What is a double bind?

A double bind is a control tactic used in many abusive relationships, including within High Control Groups and cult-like religious groups. It happens when a person is given an instruction which, in the person’s mind, needs to be followed. But in order to follow through with the instruction, the person would be disregarding some previous instruction which they also view as needing to be followed. It’s essentially a no-win scenario, a catch-22. To obey one instruction is automatically to disobey another.

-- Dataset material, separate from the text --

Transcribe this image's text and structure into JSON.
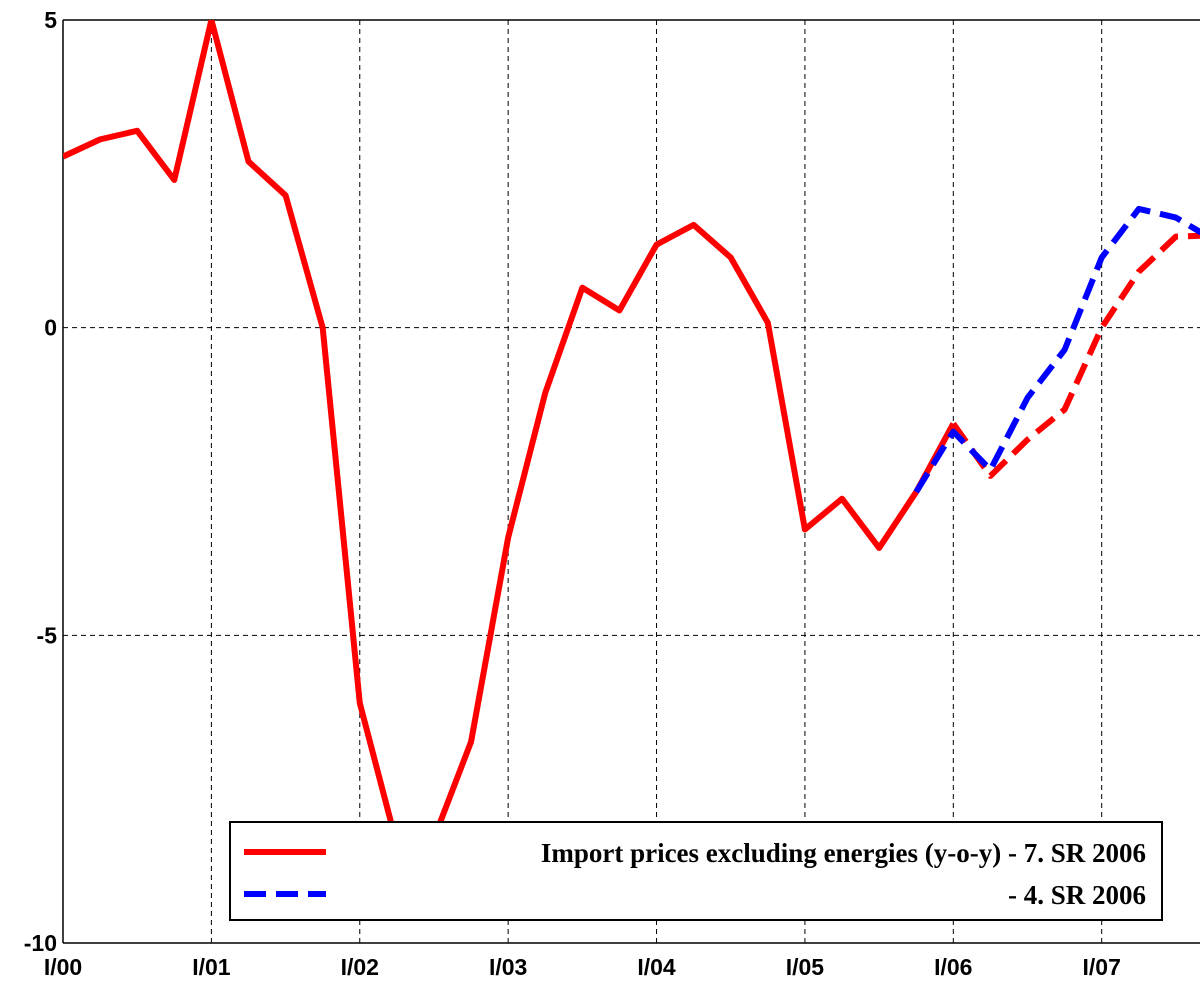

We all get conflicting messages all the time. Why is a double bind so oppressive? For one, the requirements/expectations aren’t explicitly stated, laid out in front of the person so they can make a decision. They often rely on previous information and commands, intrinsic knowledge, or interpretation of tone of voice or body language. Another reason is because double binds are created in situations where the subject can’t acknowledge the conflicting messages in front of them. To speak up would bring more punishment or outright denial from the authority figure.

For example, let’s say we have a Jehovah’s Witness named Sister Responsible. Sister Responsible’s daughter has been disfellowshipped (excommunicated) from the congregation. Sister Responsible knows that, according to JW doctrine, she can’t spend time with or communicate with her daughter. She’s told that cutting her daughter out of her life is the loving thing to do for her daughter, and that she herself could be punished if she were to have “extended, unnecessary” contact with her daughter. On one hand, Sister Responsible is told she has to cut off contact with her daughter or she could be punished. And she’s told it could harm her daughter by making it less likely that she’ll return to being a Jehovah’s Witness, so it’s the loving thing to do. But she knows intrinsically that shunning her daughter isn’t showing her love. She’s been told to do the loving thing by shunning her family, but it conflicts with her intrinsic knowledge of what it means to love. To speak up and announce that she won’t cruelly shun her daughter would lead to further punishments for Sister Responsible.

To obey the command (shun her daughter because it’s loving) would go against her natural instincts as a parent. At the same time, she can’t confront or acknowledge the conflict without fear of punishment for herself. This represents an example of a double bind.

Jehovah’s Witnesses and other high control groups and well as emotionally abusive and manipulative people make frequent use of the double bind. It keeps their victims trapped in a cycle of second guessing themselves. It keeps them unsure about how to comply with the demands imposed on them. It keeps them subservient to the authority figure, who is desperate to maintain their control over their subject.